Seruni.id – Bulan suci Ramadan, adalah bulan yang sangat istimewa. Selain nilai ibadah dilipatgandakan, Allah juga menurunkan banyak karunia-Nya, diantaranya adalah terkabulnya doa-doa yang kita panjatkan. Dalam hadis riwayat Imam Albazzar, Nabi shalallahu’alaihi wa sallam bersabda,

“Setiap Muslim memiliki doa yang terkabulkan yang dia panjatkan di bulan Ramadan.”

Gambar terkait
humairoh.com

Menurut para ulama, terdapat tiga waktu utama terkabulnya doa di bulan Ramadan, diantaranya yaitu pada waktu sahur, saat berpuasa dan saat berbuka. Berikut ulasannya:

Di Waktu Sahur

Pada waktu sahur, atau sepertiga malam terakhir, setiap doa yang kita panjatkan akan terkabulkan. Dalam riwayat Imam Bukhari dan Muslim dari Abu Hurairah, beliau berkata bahwa Nabi shalallahu’alaihi wa sallam bersabda,

“Rabb kita turun ke langit dunia ketika tersisa sepertiga malam terakhir. Lantas, Allah berfirman, ‘Siapa saja yang berdoa kepada-Ku, maka akan Aku kabulkan. Siapa yang meminta kepada-Ku, maka Aku beri. Siapa yang meminta ampunan kepada-Ku, maka akan Aku ampuni.”

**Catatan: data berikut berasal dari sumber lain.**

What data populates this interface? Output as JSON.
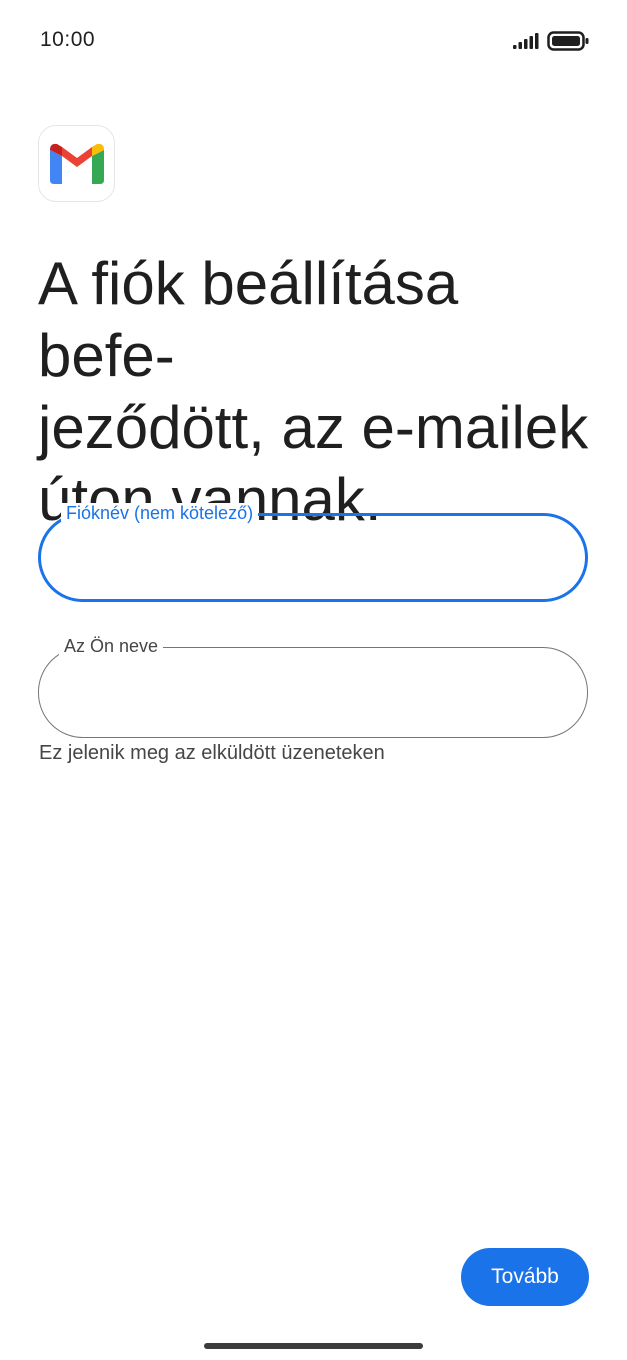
{
  "status_bar": {
    "time": "10:00",
    "signal_icon": "signal-icon",
    "battery_icon": "battery-icon"
  },
  "app": {
    "logo_icon": "gmail-logo-icon",
    "brand_colors": {
      "blue": "#4285F4",
      "red": "#EA4335",
      "yellow": "#FBBC04",
      "green": "#34A853",
      "dark_red": "#C5221F"
    }
  },
  "page": {
    "title": "A fiók beállítása befe-\njeződött, az e-mailek\núton vannak."
  },
  "form": {
    "account_name": {
      "label": "Fióknév (nem kötelező)",
      "value": ""
    },
    "your_name": {
      "label": "Az Ön neve",
      "value": "",
      "helper": "Ez jelenik meg az elküldött üzeneteken"
    }
  },
  "actions": {
    "next_label": "Tovább",
    "accent_color": "#1A73E8"
  }
}
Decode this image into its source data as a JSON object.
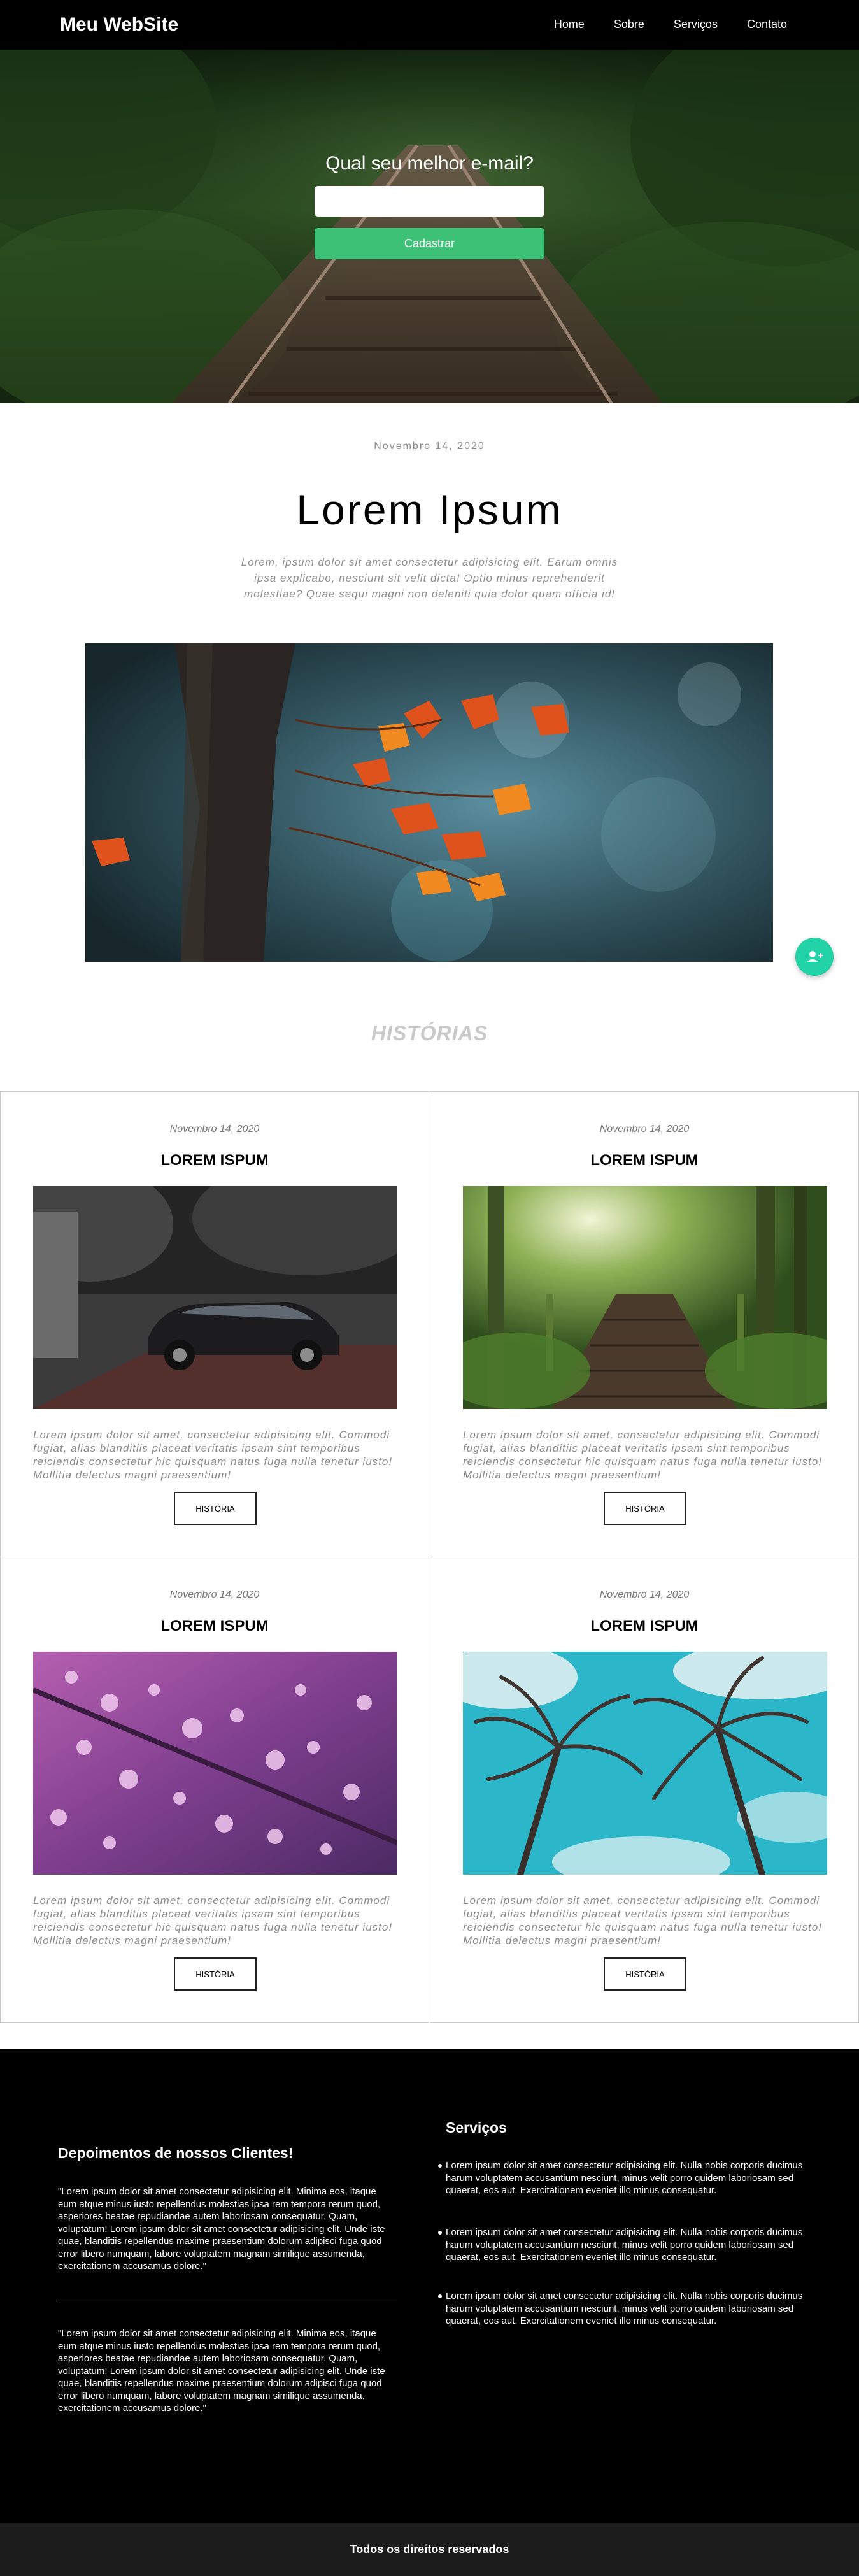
{
  "header": {
    "logo": "Meu WebSite",
    "nav": [
      "Home",
      "Sobre",
      "Serviços",
      "Contato"
    ]
  },
  "hero": {
    "title": "Qual seu melhor e-mail?",
    "email_value": "",
    "button_label": "Cadastrar"
  },
  "post": {
    "date": "Novembro 14, 2020",
    "title": "Lorem Ipsum",
    "excerpt": "Lorem, ipsum dolor sit amet consectetur adipisicing elit. Earum omnis ipsa explicabo, nesciunt sit velit dicta! Optio minus reprehenderit molestiae? Quae sequi magni non deleniti quia dolor quam officia id!"
  },
  "fab": {
    "icon": "add-user-icon"
  },
  "stories": {
    "heading": "HISTÓRIAS",
    "cards": [
      {
        "date": "Novembro 14, 2020",
        "title": "LOREM ISPUM",
        "image": "car-garden-photo",
        "text": "Lorem ipsum dolor sit amet, consectetur adipisicing elit. Commodi fugiat, alias blanditiis placeat veritatis ipsam sint temporibus reiciendis consectetur hic quisquam natus fuga nulla tenetur iusto! Mollitia delectus magni praesentium!",
        "button": "HISTÓRIA"
      },
      {
        "date": "Novembro 14, 2020",
        "title": "LOREM ISPUM",
        "image": "forest-bridge-photo",
        "text": "Lorem ipsum dolor sit amet, consectetur adipisicing elit. Commodi fugiat, alias blanditiis placeat veritatis ipsam sint temporibus reiciendis consectetur hic quisquam natus fuga nulla tenetur iusto! Mollitia delectus magni praesentium!",
        "button": "HISTÓRIA"
      },
      {
        "date": "Novembro 14, 2020",
        "title": "LOREM ISPUM",
        "image": "water-drops-leaf-photo",
        "text": "Lorem ipsum dolor sit amet, consectetur adipisicing elit. Commodi fugiat, alias blanditiis placeat veritatis ipsam sint temporibus reiciendis consectetur hic quisquam natus fuga nulla tenetur iusto! Mollitia delectus magni praesentium!",
        "button": "HISTÓRIA"
      },
      {
        "date": "Novembro 14, 2020",
        "title": "LOREM ISPUM",
        "image": "palm-trees-sky-photo",
        "text": "Lorem ipsum dolor sit amet, consectetur adipisicing elit. Commodi fugiat, alias blanditiis placeat veritatis ipsam sint temporibus reiciendis consectetur hic quisquam natus fuga nulla tenetur iusto! Mollitia delectus magni praesentium!",
        "button": "HISTÓRIA"
      }
    ]
  },
  "footer": {
    "testimonials_heading": "Depoimentos de nossos Clientes!",
    "testimonials": [
      "\"Lorem ipsum dolor sit amet consectetur adipisicing elit. Minima eos, itaque eum atque minus iusto repellendus molestias ipsa rem tempora rerum quod, asperiores beatae repudiandae autem laboriosam consequatur. Quam, voluptatum! Lorem ipsum dolor sit amet consectetur adipisicing elit. Unde iste quae, blanditiis repellendus maxime praesentium dolorum adipisci fuga quod error libero numquam, labore voluptatem magnam similique assumenda, exercitationem accusamus dolore.\"",
      "\"Lorem ipsum dolor sit amet consectetur adipisicing elit. Minima eos, itaque eum atque minus iusto repellendus molestias ipsa rem tempora rerum quod, asperiores beatae repudiandae autem laboriosam consequatur. Quam, voluptatum! Lorem ipsum dolor sit amet consectetur adipisicing elit. Unde iste quae, blanditiis repellendus maxime praesentium dolorum adipisci fuga quod error libero numquam, labore voluptatem magnam similique assumenda, exercitationem accusamus dolore.\""
    ],
    "services_heading": "Serviços",
    "services": [
      "Lorem ipsum dolor sit amet consectetur adipisicing elit. Nulla nobis corporis ducimus harum voluptatem accusantium nesciunt, minus velit porro quidem laboriosam sed quaerat, eos aut. Exercitationem eveniet illo minus consequatur.",
      "Lorem ipsum dolor sit amet consectetur adipisicing elit. Nulla nobis corporis ducimus harum voluptatem accusantium nesciunt, minus velit porro quidem laboriosam sed quaerat, eos aut. Exercitationem eveniet illo minus consequatur.",
      "Lorem ipsum dolor sit amet consectetur adipisicing elit. Nulla nobis corporis ducimus harum voluptatem accusantium nesciunt, minus velit porro quidem laboriosam sed quaerat, eos aut. Exercitationem eveniet illo minus consequatur."
    ],
    "copyright": "Todos os direitos reservados"
  },
  "colors": {
    "accent_green": "#3cc177",
    "fab_teal": "#21d3a6",
    "header_bg": "#000000",
    "footer_bg": "#000000",
    "bottom_bar_bg": "#1c1c1c"
  }
}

Dari hadis tersebut, kita dianjurkan untuk memperbanyak doa di sepertiga malam. Ketika bulan Ramadan, bangun disepertiga malam tentu bukan hal yang sulit, karena bertepatan dengan waktu sahur.

Ketika Berpuasa

Ketika berpuasa di siang hari pada bulan Ramadan, kita sangat dianjurkan memperbanyak doa kepada Allah SWT. Mulai dari waktu fajar, sampai menjelang berbuka puasa. Dan ketika berdoa, kita pun disarankan untuk mendoakan kebaikan bagi semua umat Muslim, baik dalam urusan dunia maupun akhirat. Seperti dalam hadis riwayat Imam Ahmad dari Abu Hurairah, dia berkata bahwa Nabi shalallahu’alaihi wa sallam bersabda,

“Tiga orang yang doanya tidak tertolak: orang yang berpuasa sampai ia berbuka, pemimpin yang adil, dan doa orang yang dizalimi.”

Ketika Berbuka Puasa

Nabi shalallahu’alaihi wa sallam bersabda, “Ada tiga orang yang doanya tidak ditolak: (1) Pemimpin yang adil, (2) Orang yang berpuasa ketika dia berbuka, (3) Orang yang terdzalimi.” (HR. Tirmidzi no 2526 dan Ibnu Majah no 1752. Al-Hafizh Abu Thahir mengatakan bahwa hadis ini hasan).

Dalam Tuhfah Al-Ahwadzi (7: 278) disebutan bahwa kenapa dia mudah dikabulkan ketika berbuka puasa yaotu karena saat itu, orang yang berpuasa telah menyelesaikan ibadahnya dalam keadaan tunduk dan merendahkan diri.

Jika doa kita belum terkabul, jangan pernah merasa bosan dan putus asa. Teruslah berdoa hingga ajal menjemput. Jangan pernah kecewa atas sekenario yang Allah buat. Tetaplah berdoa untuk diri sendiri, keluarga, sahabat, tetangga, orang-orang sholeh, seluruh umat manusia, dan sekalipun untuk orang yang telah menyakiti kita. Ingat! Berdoalah untuk segala kebaikan, hindari berdoa untuk keburukan.